Firstly, may I assert that this is a perfectly reasonable question given the importance of CMS web technologies, which run a large portion of the WWW, and one rightly asked by many Java-aware people, as there are some serious problems with all of the many (nevertheless popular) PHP-based systems like Drupal, Wordpress, and Joomla, including:
inability to integrate well with graphical Unified Modeling Language (UML) engineering
massive use of freestyle strings as hash array keys (instead of as system-wide, shared, pre-defined string constants) in their programming style, burying data structure as hard-to-document conventions in hashmaps, and breaking everywhere the fundamental Don't Repeat Yourself (DRY) principle, instead of using reusable encapsulation with object-orientation
consequently poorer integration with IDEs and IDE prompting than a Java CMS API would permit.
There is a very good list of Java CMSs at:
The dotCMS site compares its own popularity with its main Java CMS competitors: Magnolia, Hippo, Jahia.
It is interesting that OpenCMS does not make that list: http://www.opencms.org/
There is a CMS comparison tool at: http://www.cmsmatrix.org/
CMSmatrix lets you easily compare the features in over 1200 content
management system products.
The fact that there are 1200 indicates that asking others for tips or feedback on their experience with Java CMS variations is fair, as it is hard to test out all of the options.
As far as I can tell, dotCMS is the fastest growing and best option depending on your requirements.
Finally, permit me in my answer to offer an observation on the PHP vs Java CMS matter. My main language is Java, always, at least to some extent, under graphical UML model-driven engineering (if only sometimes via reverse engineering monitoring), but I have worked extensively with PHP and PHP-driven Drupal for many years, one of the "big three" along with Joomla and Wordpress.
As far as I can tell, none of the Java CMS options comes even close to the feature set of Drupal, when the massive range of contributed modules is considered, or (once you are familiar with it) the ease of setting up easy or very complex enterprise CMS sites with Drupal.
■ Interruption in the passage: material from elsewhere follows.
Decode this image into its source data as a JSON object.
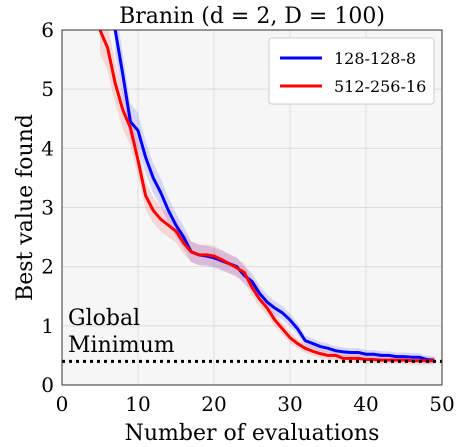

In particular, the Views module in combination with ease of creation of custom content types makes it very easy to create very rich page displays with structured data, relationships, and rich query view reports. I do not know of any Java CMS that has anything that can even come close to matching the Drupal Views admin interface for creating custom query view reports. I am thankful that Drupal exists, and at times it has helped me to feed myself and my child, and I even use it to track my Enterprise Java software development projects, and I use it ironically for educational web sites promoting Unified Modeling Language (UML) and UML-driven Java.
Also, the CMS aspects of my own Java web applications deliberately imitate Drupal.
I make however no secret of the fact that I absolutely can't stand the basic Drupal programming model, the contributed module APIs, and what I consider to be an appalling lack of object-orientation in it, and a programming style that includes nearly every single sin I would as an educator discourage in any 101 programming course. I do not enjoy coding contributed modules against its API, and the Drupal hook system is completely unnecessary, and has no advantages over simple interface registration patterns that any Java programmer would know, and would let an OO compiler do.
I bemoan every working day the lack of a well-architected Java-based CMS that can otherwise match Drupal (while always remaining thankful for what one can do with Drupal).
With hot reload technologies for Java like JRebel, it should now be possible to have a Java-based CMS that is as easy to develop against as the PHP-driven CMSs but with a decent and properly object-oriented API, and I hope that one Java CMS does finally really take off and develop as active a contributed module community as the PHP-based ones like Drupal have.